No scenario added enough value — the addition of West Coast schools included. A partnership with the Pac-12, long discussed between the leagues, also does not add the value necessary, multiple ACC administrators say.
“It ends up being ‘Hey, what are the dollars?’” says one ACC AD.
“I don’t see the value,” says another.
But, still, in the mad dash to consolidate college football’s biggest brands, would minds change?
“The ACC has been and remains highly engaged in looking at anything that makes us a better and stronger conference,” ACC commissioner Jim Phillips told ESPN last month. “We’ve spent considerable time on expansion to see if there is anything that fits. We have a tremendous group of institutions but if there was something that made us better, we would absolutely be open to it.”
Oh, what could have been
Last July, Big 12 officials fielded a call from George Kliavkoff.
USC and UCLA had just announced their impending departures from the league.
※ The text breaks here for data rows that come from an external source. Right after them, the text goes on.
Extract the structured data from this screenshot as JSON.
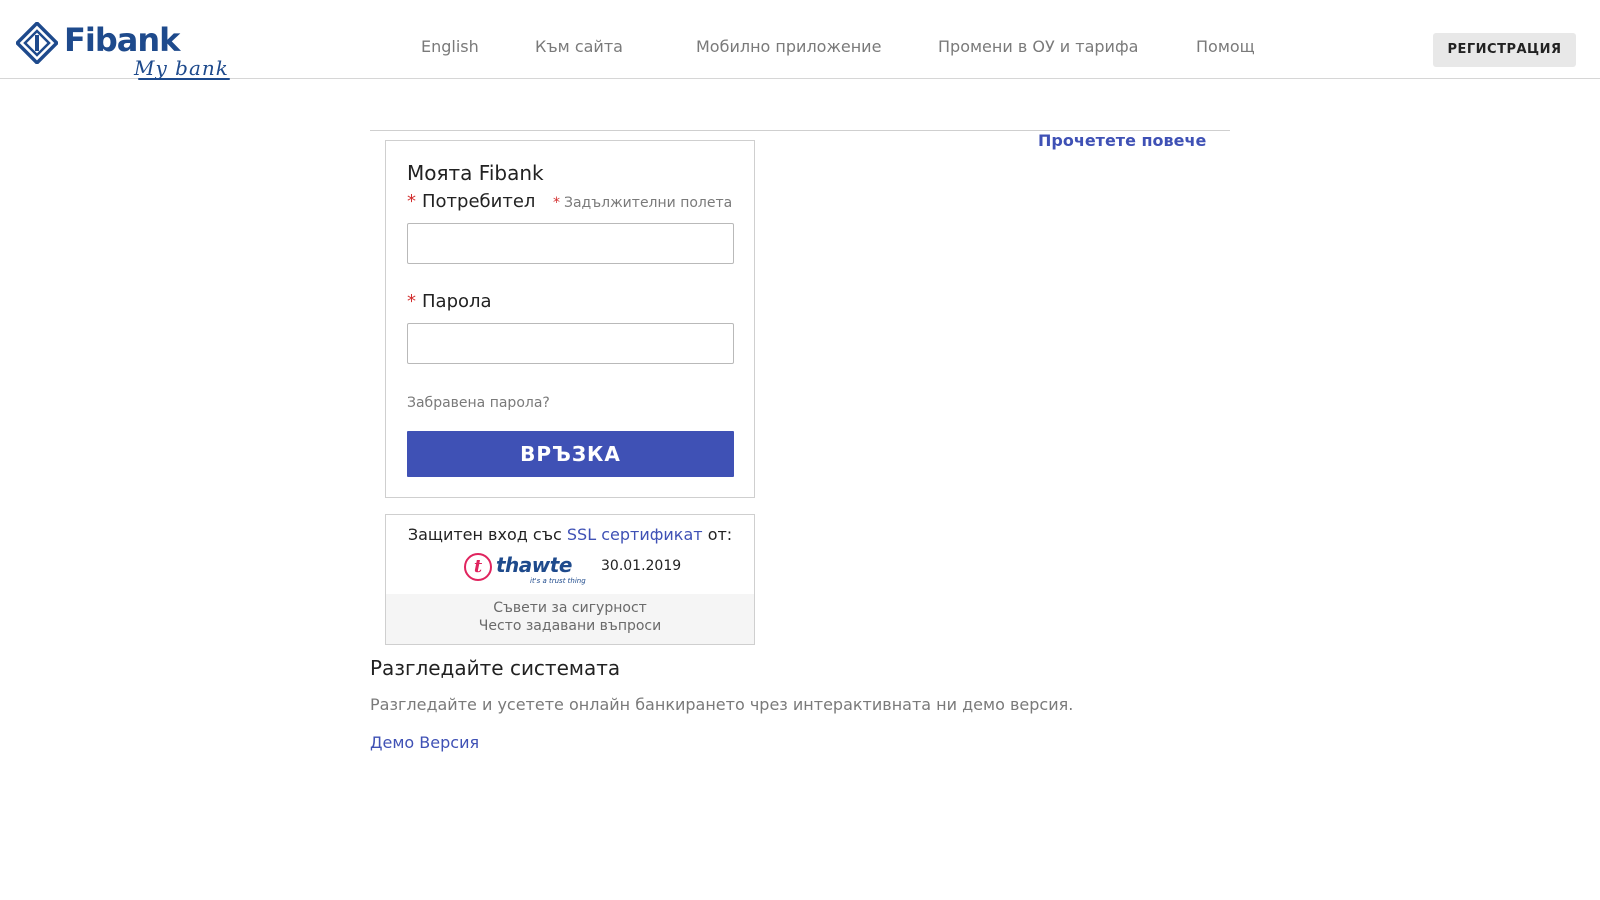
{
  "brand": {
    "name": "Fibank",
    "tagline": "My bank",
    "primary_color": "#1e4a8c",
    "accent_color": "#3f51b5"
  },
  "nav": {
    "english": "English",
    "to_site": "Към сайта",
    "mobile_app": "Мобилно приложение",
    "terms_changes": "Промени в ОУ и тарифа",
    "help": "Помощ",
    "register": "РЕГИСТРАЦИЯ"
  },
  "content": {
    "read_more": "Прочетете повече"
  },
  "login": {
    "title": "Моята Fibank",
    "required_marker": "*",
    "username_label": "Потребител",
    "required_note": "Задължителни полета",
    "username_value": "",
    "password_label": "Парола",
    "password_value": "",
    "forgot_password": "Забравена парола?",
    "submit": "ВРЪЗКА"
  },
  "ssl": {
    "prefix": "Защитен вход със",
    "link": "SSL сертификат",
    "suffix": "от:",
    "provider_logo": "thawte",
    "provider_logo_tagline": "it's a trust thing",
    "date": "30.01.2019",
    "security_tips": "Съвети за сигурност",
    "faq": "Често задавани въпроси"
  },
  "explore": {
    "title": "Разгледайте системата",
    "text": "Разгледайте и усетете онлайн банкирането чрез интерактивната ни демо версия.",
    "demo_link": "Демо Версия"
  }
}
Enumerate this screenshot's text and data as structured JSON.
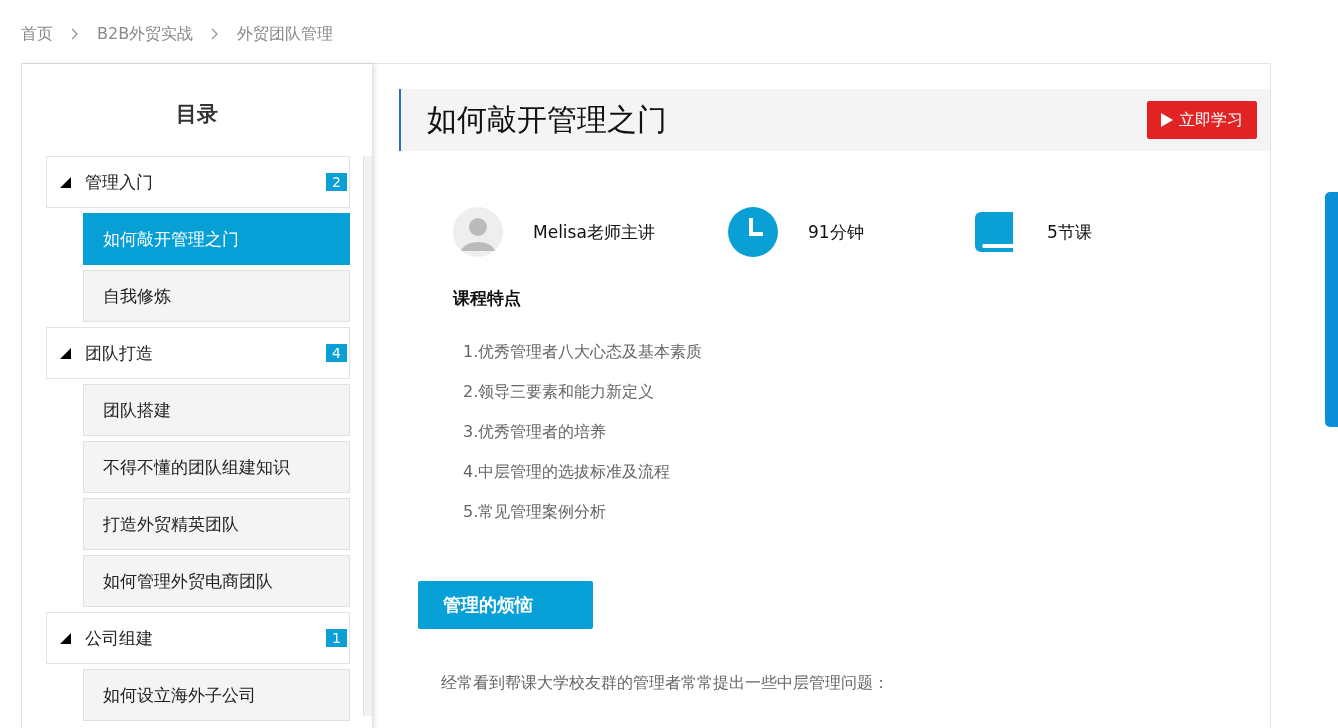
{
  "breadcrumb": [
    {
      "label": "首页"
    },
    {
      "label": "B2B外贸实战"
    },
    {
      "label": "外贸团队管理"
    }
  ],
  "sidebar": {
    "title": "目录",
    "groups": [
      {
        "label": "管理入门",
        "count": "2",
        "expanded": true,
        "items": [
          {
            "label": "如何敲开管理之门",
            "selected": true
          },
          {
            "label": "自我修炼",
            "selected": false
          }
        ]
      },
      {
        "label": "团队打造",
        "count": "4",
        "expanded": true,
        "items": [
          {
            "label": "团队搭建",
            "selected": false
          },
          {
            "label": "不得不懂的团队组建知识",
            "selected": false
          },
          {
            "label": "打造外贸精英团队",
            "selected": false
          },
          {
            "label": "如何管理外贸电商团队",
            "selected": false
          }
        ]
      },
      {
        "label": "公司组建",
        "count": "1",
        "expanded": true,
        "items": [
          {
            "label": "如何设立海外子公司",
            "selected": false
          }
        ]
      }
    ]
  },
  "course": {
    "title": "如何敲开管理之门",
    "start_button": "立即学习",
    "info": [
      {
        "kind": "teacher",
        "text": "Melisa老师主讲"
      },
      {
        "kind": "duration",
        "text": "91分钟"
      },
      {
        "kind": "lessons",
        "text": "5节课"
      }
    ],
    "features_title": "课程特点",
    "features": [
      "1.优秀管理者八大心态及基本素质",
      "2.领导三要素和能力新定义",
      "3.优秀管理者的培养",
      "4.中层管理的选拔标准及流程",
      "5.常见管理案例分析"
    ],
    "section_tab": "管理的烦恼",
    "paragraph": "经常看到帮课大学校友群的管理者常常提出一些中层管理问题："
  }
}
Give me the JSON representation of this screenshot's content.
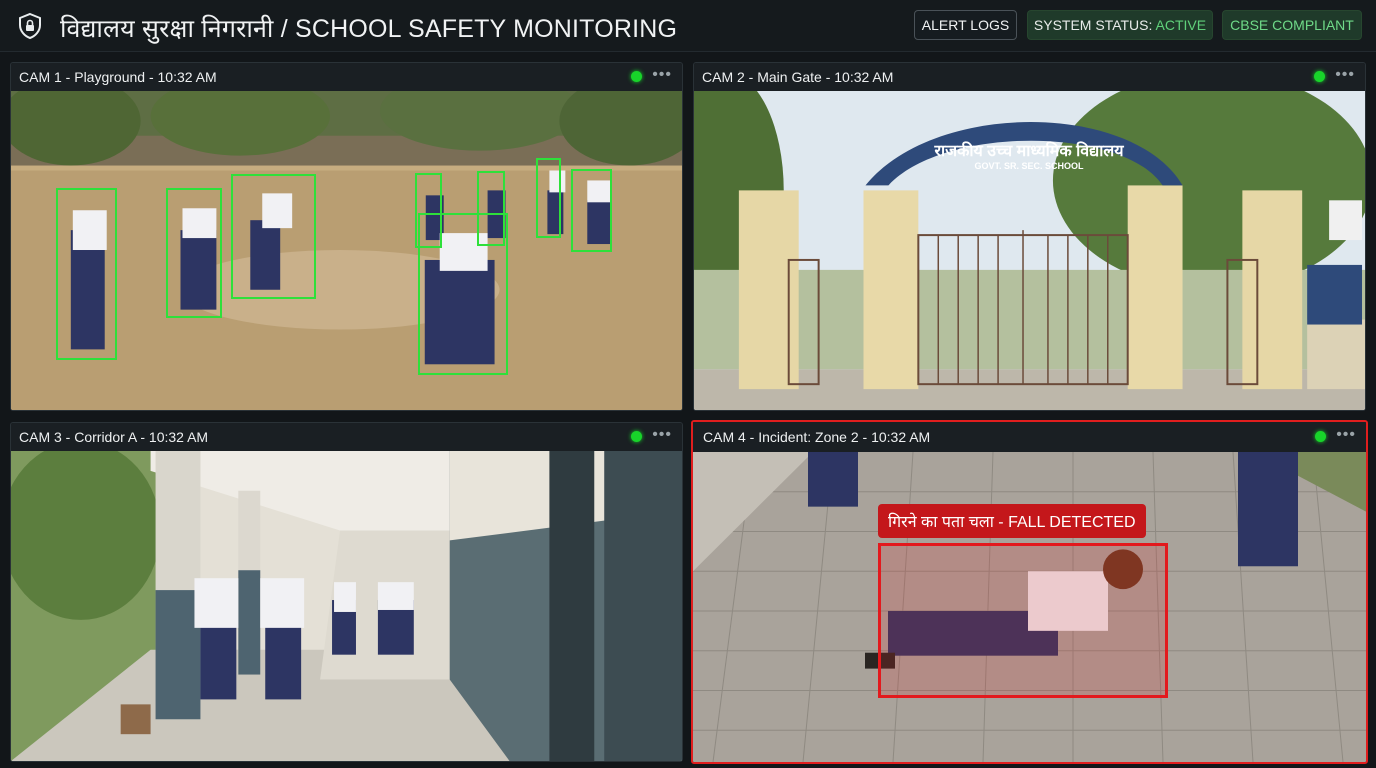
{
  "header": {
    "title": "विद्यालय सुरक्षा निगरानी / SCHOOL SAFETY MONITORING",
    "alert_logs_label": "ALERT LOGS",
    "status_prefix": "SYSTEM STATUS: ",
    "status_value": "ACTIVE",
    "compliance_label": "CBSE COMPLIANT",
    "logo_icon": "shield-lock-icon"
  },
  "cameras": [
    {
      "title": "CAM 1 - Playground - 10:32 AM",
      "status_color": "#18d42a"
    },
    {
      "title": "CAM 2 - Main Gate - 10:32 AM",
      "status_color": "#18d42a",
      "gate_sign_hindi": "राजकीय उच्च माध्यमिक विद्यालय",
      "gate_sign_english": "GOVT. SR. SEC. SCHOOL"
    },
    {
      "title": "CAM 3 - Corridor A - 10:32 AM",
      "status_color": "#18d42a"
    },
    {
      "title": "CAM 4 - Incident: Zone 2 - 10:32 AM",
      "status_color": "#18d42a",
      "alert_text": "गिरने का पता चला - FALL DETECTED",
      "alert_color": "#e01e1e"
    }
  ],
  "more_icon": "more-horizontal-icon"
}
In an attempt to preserve his conference, Kliavkoff wanted to know if Big 12 administrators were still interested in a proposal that commissioner Bob Bowlsby made to the Pac-12 a year before. After Oklahoma and Texas announced their departure from the Big 12, Bowlsby visited Kliavkoff for an in-person meeting about a partnership or merger of the two leagues.
Kliavkoff turned it down.
A year later, here he was calling to accept it. Big 12 officials, having settled into its new reality and with four new members on the way, declined. “It was a short conversation,” says one Big 12 official with knowledge of the talks.
The Pac-12 now barrels down its most pivotal week and potentially its last of existence. Already, many administrators around the country are presuming its demise, which, they add, is not a positive for college athletics. On multiple occasions over the last year, SEC commissioner Greg Sankey has expressed that the NCAA needs a “strong West” in its goal of being a national association.
Most across college sports agree.
Says one executive in the college space: “If I could turn back the clock, I’d put the LA schools back in the Pac-12. That’s the original sin of George (Kliavkoff), not opening an office in LA and saying to them, ‘What do you need? What do you want?’”
But the Pac-12 troubles go beyond its current commissioner. The league continues to crawl out of hole made by the failures of the Pac-12 Network, the ghastly baby of its last commissioner, Larry Scott. Scott promised administrators lofty figures as part of the league’s plan to start its own independent network, declining to partner with a major distribution carrier.
That said, school presidents are to blame as well, administrators say. After all, commissioners work for a board of presidents that, in this case, should have “demanded a more honest assessment of where they are,” says one official.
There are plenty of missteps along the way. The Pac-12 should have added San Diego State and BYU long ago, says one college sports veteran. Also, waiting so long to strike a TV deal backfired in a market that is teetering, says another. “The dynamic is the opposite of what George said,” the person said. Networks, he continued, are making more selective decisions the longer you wait.
Either way, the Pac-12 is on life support. A decision from the Arizona schools could prove as a lifesaver or a death blow. The latter is likely to fuel another realignment wave.
In early June, at an event in Washington, D.C., SEC commissioner Greg Sankey fielded questions about the evolving landscape of college sports. During a question-and-answer segment specifically about conference realignment, Sankey told the crowd before him that his hope was there to be no more realignment this cycle.
“I hope everybody stays where they are,” he said. “I welcome everybody to remain and be happy.”
Seated mere feet from Sankey, in the very front row, was the host of the event himself. None other than Robert Robbins, the president of Arizona.